We will continue to monitor the situation and keep you informed.
Basically it's Javascript that was injected in the main sidebar. That means that Lemmy doesn't escape HTML in the main sidebar (what about community sidebars?) and that Lemmy devs need to prioritize a security audit of the whole code base right now, I did this kind of shit when I was a kid and it's just insane that Lemmy has this vulnerability, this was not some sophisticated hack.
What it also means is that it's very unlikely that any personal data was compromised.
Yes that's what allowed them to modify the contents of the sidebar, but the more serious problem is that you can put HTML in the sidebar and it won't be escaped by the Lemmy backend. That's what allowed this JavaScript redirection.
I'm opening Pandora's box: what if all sidebars, not just the main one, have this vulnerability? An admin account being compromised will be the least of our worries if this is the case.
Cookies were likely obtained too, so they could have logged into your account using those cookies and gotten your email address or posted something with your account, but I think it's more likely they prioritized admin accounts as they were also sending a flag indicating whether the account is an admin or not. Ruud's has invalidated those cookies a while ago so they're worthless now and the hacker can't use them to log in. See ruud's announcement.

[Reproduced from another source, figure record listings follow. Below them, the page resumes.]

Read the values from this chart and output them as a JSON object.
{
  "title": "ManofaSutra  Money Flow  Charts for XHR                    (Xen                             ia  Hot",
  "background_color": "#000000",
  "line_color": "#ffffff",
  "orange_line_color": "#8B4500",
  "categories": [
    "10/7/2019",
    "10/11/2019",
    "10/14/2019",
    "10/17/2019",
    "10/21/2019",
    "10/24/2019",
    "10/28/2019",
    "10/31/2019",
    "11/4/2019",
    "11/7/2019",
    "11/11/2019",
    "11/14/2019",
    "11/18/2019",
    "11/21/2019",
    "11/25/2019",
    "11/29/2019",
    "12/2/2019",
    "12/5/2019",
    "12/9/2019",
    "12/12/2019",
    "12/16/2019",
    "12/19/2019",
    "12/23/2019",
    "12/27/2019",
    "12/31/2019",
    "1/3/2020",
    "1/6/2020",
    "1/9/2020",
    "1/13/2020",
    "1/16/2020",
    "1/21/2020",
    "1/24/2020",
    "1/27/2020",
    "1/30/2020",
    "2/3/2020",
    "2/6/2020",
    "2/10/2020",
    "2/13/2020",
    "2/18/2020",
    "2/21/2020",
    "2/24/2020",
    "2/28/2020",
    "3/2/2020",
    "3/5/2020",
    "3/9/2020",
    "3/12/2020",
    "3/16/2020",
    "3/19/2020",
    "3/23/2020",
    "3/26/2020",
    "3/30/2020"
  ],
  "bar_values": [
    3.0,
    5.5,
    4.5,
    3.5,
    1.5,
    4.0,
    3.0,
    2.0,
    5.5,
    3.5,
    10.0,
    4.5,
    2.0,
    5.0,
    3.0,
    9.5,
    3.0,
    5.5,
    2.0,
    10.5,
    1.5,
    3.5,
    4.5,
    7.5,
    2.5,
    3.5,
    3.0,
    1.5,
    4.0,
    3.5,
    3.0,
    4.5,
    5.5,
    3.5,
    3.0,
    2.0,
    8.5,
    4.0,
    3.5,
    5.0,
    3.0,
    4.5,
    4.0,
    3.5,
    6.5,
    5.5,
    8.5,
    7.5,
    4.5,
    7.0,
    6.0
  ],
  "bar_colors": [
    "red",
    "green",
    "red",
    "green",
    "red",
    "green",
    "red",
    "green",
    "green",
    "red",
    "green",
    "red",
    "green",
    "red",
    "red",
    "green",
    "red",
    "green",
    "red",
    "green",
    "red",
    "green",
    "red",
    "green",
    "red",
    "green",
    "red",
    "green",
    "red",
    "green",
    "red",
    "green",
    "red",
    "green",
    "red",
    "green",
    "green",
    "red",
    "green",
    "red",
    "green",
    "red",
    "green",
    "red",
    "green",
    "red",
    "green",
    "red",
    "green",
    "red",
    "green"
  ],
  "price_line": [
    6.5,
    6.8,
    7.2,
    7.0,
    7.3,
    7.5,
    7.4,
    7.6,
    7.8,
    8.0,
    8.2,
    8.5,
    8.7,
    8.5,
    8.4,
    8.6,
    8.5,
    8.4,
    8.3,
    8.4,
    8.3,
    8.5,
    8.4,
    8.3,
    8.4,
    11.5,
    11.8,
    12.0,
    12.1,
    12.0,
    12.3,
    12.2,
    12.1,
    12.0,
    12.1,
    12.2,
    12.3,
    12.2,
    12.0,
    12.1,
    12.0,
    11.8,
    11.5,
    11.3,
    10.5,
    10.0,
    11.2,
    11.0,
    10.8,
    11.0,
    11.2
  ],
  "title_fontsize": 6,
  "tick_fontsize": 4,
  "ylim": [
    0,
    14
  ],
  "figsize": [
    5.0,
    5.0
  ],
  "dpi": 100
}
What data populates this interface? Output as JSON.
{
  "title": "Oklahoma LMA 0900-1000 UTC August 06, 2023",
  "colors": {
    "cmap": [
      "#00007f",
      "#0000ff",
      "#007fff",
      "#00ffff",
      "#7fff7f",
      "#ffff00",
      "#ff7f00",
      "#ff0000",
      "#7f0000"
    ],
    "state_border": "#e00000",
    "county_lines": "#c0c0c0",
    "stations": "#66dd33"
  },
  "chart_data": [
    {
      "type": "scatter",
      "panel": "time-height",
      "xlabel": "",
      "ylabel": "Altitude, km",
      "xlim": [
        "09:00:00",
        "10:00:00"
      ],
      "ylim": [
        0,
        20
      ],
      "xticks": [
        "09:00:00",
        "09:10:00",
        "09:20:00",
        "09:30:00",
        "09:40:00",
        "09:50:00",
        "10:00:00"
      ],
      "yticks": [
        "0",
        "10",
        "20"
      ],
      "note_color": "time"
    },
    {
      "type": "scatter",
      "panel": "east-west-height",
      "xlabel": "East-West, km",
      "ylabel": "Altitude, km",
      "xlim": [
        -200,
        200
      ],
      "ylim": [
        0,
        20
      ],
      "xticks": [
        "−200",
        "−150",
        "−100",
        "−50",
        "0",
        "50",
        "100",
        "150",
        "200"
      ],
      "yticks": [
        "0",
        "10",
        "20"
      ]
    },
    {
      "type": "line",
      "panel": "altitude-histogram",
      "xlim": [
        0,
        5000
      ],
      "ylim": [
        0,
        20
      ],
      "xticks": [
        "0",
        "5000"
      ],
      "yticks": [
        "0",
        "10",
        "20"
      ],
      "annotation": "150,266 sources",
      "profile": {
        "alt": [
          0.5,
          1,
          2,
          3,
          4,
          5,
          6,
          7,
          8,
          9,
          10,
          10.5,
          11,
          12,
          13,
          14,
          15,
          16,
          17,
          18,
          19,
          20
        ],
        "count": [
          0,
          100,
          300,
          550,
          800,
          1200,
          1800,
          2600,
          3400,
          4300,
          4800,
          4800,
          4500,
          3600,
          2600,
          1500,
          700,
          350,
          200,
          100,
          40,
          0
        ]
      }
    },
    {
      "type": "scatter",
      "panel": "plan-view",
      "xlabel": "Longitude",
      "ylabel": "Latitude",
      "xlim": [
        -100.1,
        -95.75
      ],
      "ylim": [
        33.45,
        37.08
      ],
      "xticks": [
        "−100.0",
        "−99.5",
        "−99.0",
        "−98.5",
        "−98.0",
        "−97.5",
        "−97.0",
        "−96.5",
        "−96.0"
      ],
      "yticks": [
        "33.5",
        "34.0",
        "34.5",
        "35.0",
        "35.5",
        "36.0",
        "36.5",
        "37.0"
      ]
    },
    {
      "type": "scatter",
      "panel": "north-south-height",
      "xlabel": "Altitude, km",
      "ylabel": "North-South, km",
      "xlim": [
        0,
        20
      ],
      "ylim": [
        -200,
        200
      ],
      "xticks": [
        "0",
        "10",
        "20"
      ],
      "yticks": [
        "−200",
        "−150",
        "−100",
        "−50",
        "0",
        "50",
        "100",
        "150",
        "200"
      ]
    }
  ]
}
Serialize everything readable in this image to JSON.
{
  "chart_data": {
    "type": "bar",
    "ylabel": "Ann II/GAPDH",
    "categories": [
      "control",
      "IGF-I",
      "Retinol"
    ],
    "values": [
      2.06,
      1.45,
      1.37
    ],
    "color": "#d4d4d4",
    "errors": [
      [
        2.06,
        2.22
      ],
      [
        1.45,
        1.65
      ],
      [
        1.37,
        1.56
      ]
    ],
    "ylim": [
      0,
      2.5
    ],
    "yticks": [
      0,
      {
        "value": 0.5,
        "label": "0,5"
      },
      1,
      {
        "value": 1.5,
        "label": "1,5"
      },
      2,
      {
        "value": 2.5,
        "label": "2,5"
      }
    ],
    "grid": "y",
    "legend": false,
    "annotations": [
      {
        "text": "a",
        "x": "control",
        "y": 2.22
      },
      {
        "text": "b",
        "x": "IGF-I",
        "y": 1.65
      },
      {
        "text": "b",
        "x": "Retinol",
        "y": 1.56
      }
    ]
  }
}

What personal data did you give Lemmy? Lol. And if you're going to question lemmy.world then head over to every other instance and take your stance there too.
I don't use other instances, I use lemmy.world. Questioning why and how a major instance got hacked isn't an outlandish line of questioning; I need to know whether this will continue to be a safe, reliable, and secure instance to use otherwise I and presumably others will go elsewhere. This was relatively minor in the grand scheme of things, so hopefully it'll be enough to prompt a fix for whatever caused it (seems like it was possibly insecure code not correctly sanitising HTML).
You're absolutely spot on, it will be important to hear what happened and how and why. If an admin account was compromised, that's not a good reflection on the security and related practices of this instance.